Merry Christmas From the Feds, Who Can Still Read Your Emails Without a Warrant
It's no secret that the CIA and FBI can read your emails for any old reason they choose without having to clear it with anyone first (because you're a terrorist). That was on track to change with an amendment attached to an upcoming bill... before said amendment was quietly dropped from said bill.
The bill in question is the smoothy titled Video Privacy Protection Act Amendments Act of 2012, which requires video service providers like Netflix to allow you to opt out of having your information posted on places like your Facebook page. According to AllGov, an amendment that was attached to the bill that would've required the federal government to obtain a warrant before snooping around your inbox disappeared as the bill was passed.
The Senate was set to approve the video privacy bill along with the email amendment, which would have applied to a different law, the 1986 Electronic Communications Privacy Act. But then senators decided for reasons unknown to drop the amendment.

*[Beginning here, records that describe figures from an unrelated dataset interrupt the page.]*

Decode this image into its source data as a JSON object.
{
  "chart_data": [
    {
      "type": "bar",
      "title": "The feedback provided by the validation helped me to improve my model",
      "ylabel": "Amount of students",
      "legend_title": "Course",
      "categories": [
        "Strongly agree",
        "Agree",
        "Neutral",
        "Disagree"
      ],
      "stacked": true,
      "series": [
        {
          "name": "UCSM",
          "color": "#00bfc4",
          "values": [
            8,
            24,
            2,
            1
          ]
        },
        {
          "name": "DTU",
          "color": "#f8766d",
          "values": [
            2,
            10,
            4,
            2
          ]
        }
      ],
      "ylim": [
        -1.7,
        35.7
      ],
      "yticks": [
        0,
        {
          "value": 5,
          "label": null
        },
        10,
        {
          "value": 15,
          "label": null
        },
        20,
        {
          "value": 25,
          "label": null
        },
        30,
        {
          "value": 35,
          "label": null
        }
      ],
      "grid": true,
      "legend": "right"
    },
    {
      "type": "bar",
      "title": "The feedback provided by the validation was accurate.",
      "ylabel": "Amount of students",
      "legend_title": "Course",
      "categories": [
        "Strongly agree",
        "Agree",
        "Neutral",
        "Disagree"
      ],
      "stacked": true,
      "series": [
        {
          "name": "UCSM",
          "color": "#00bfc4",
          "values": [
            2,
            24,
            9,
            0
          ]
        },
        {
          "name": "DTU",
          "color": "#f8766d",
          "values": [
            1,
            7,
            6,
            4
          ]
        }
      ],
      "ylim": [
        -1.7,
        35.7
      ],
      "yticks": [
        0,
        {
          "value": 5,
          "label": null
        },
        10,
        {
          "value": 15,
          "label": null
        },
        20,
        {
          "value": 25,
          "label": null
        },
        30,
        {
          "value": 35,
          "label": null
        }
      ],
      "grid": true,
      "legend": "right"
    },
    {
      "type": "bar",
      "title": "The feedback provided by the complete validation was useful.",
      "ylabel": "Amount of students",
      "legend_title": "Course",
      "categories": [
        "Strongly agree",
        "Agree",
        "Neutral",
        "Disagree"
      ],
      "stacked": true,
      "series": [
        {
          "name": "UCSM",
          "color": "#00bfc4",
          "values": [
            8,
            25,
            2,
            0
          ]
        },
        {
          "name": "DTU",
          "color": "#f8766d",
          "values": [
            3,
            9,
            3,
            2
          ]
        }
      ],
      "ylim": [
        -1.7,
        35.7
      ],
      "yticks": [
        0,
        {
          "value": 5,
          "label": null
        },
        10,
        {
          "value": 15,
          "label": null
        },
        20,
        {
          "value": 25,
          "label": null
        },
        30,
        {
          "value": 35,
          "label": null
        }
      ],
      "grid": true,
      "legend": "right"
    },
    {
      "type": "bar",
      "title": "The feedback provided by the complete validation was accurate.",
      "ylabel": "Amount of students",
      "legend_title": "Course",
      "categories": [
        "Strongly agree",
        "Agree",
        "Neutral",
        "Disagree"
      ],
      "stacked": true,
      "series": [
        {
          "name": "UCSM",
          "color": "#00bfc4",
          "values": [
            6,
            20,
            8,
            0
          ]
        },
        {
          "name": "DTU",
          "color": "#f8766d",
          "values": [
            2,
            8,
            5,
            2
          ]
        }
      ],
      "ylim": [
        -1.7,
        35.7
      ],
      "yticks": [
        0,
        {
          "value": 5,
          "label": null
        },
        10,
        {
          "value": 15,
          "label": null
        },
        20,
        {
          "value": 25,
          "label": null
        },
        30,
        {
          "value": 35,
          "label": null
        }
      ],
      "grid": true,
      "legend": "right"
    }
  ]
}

As it stands now, any email or other data stored on a third-party server (i.e. not your own computer) can be accessed by the feds as long as it's at least 180 days old. That's a rule that will become even more problematic and dangerous as companies continue to push customers to store data on cloud services.
Of course, the feds' ability to read your emails is probably not going to change anytime soon, either. This story isn't splashed across the front of any newspapers or leading any news broadcasts, and it's not winning or losing anyone any elections. On we go.